Cornish's characters have a loving reality worthy of a Calvin and Hobbes strip––and in a genre known for anything but realism. Moses' reluctance to apologize for robbing Sam has the power to make us blush: Who hasn't been in the position of being too proud to say, "I'm sorry"? Sam's skepticism at the boys' claim that they've been attacked by aliens has the look and feel of an adult's practiced disbelief in tall tales, and her surprise upon learning the truth as it crashes through her front door rings sincere. 

Moses is a stand-in for the talent and resources lost to the world through poverty. A brief glimpse at the flat he shares with his absentee uncle gravely replaces the obligatory scene in which the alien is finally revealed. Filth covers every available surface, and it's clear Moses sleeps under the same sheets he did in his now-distant childhood. It's difficult to imagine a person reaching adulthood amid such squalor and neglect becoming a contributing member of society. 

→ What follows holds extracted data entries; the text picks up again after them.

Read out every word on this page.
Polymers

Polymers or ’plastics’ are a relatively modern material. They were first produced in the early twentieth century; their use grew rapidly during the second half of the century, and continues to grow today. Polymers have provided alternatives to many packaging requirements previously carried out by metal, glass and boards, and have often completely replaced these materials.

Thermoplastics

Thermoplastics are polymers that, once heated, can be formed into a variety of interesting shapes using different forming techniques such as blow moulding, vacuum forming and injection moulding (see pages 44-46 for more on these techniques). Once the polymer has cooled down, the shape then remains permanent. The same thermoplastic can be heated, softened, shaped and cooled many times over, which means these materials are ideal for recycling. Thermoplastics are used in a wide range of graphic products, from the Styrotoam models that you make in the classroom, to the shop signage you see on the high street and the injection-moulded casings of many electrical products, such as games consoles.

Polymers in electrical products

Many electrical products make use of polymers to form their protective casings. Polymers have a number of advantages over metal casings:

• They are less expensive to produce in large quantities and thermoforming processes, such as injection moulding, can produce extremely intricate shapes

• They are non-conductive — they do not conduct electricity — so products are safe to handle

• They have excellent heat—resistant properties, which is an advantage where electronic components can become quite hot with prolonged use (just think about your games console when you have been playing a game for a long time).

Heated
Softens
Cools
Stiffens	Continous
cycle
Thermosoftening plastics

It's no accident that the destruction of Moses' flat is a decisive moment––one that made the audience in my hometown theater clap.

The aliens take a back seat to the people in the film by design. Vicious, furry, and black as midnight, they're regularly referred to as wolves, and their noisy, glowing green teeth are at first mistaken for eyes. Avoiding definition at every turn, everything known about them is at best a guess or approximation. Brewis, a pothead zoologist trapped with Moses and Sam, speculates that the aliens are attracted by the smell of their own blood, on the evidence that everyone they've killed has come into contact with a dead alien; he admits, however, that he is incredibly stoned and probably incorrect.

For a movie that addresses inner city poverty, hooliganism and responsibility, Attack the Block is free from ham-handed catharses and clumsy moralizing. Taking its cues more from Goonies than Alien, it has the humor and lightheartedness to make it a family favorite without sacrificing smartness and vitality. And with a production budget of $13 million, it proves that thoughtful direction and clever dialogue are effective substitutes for bloated special effects budgets.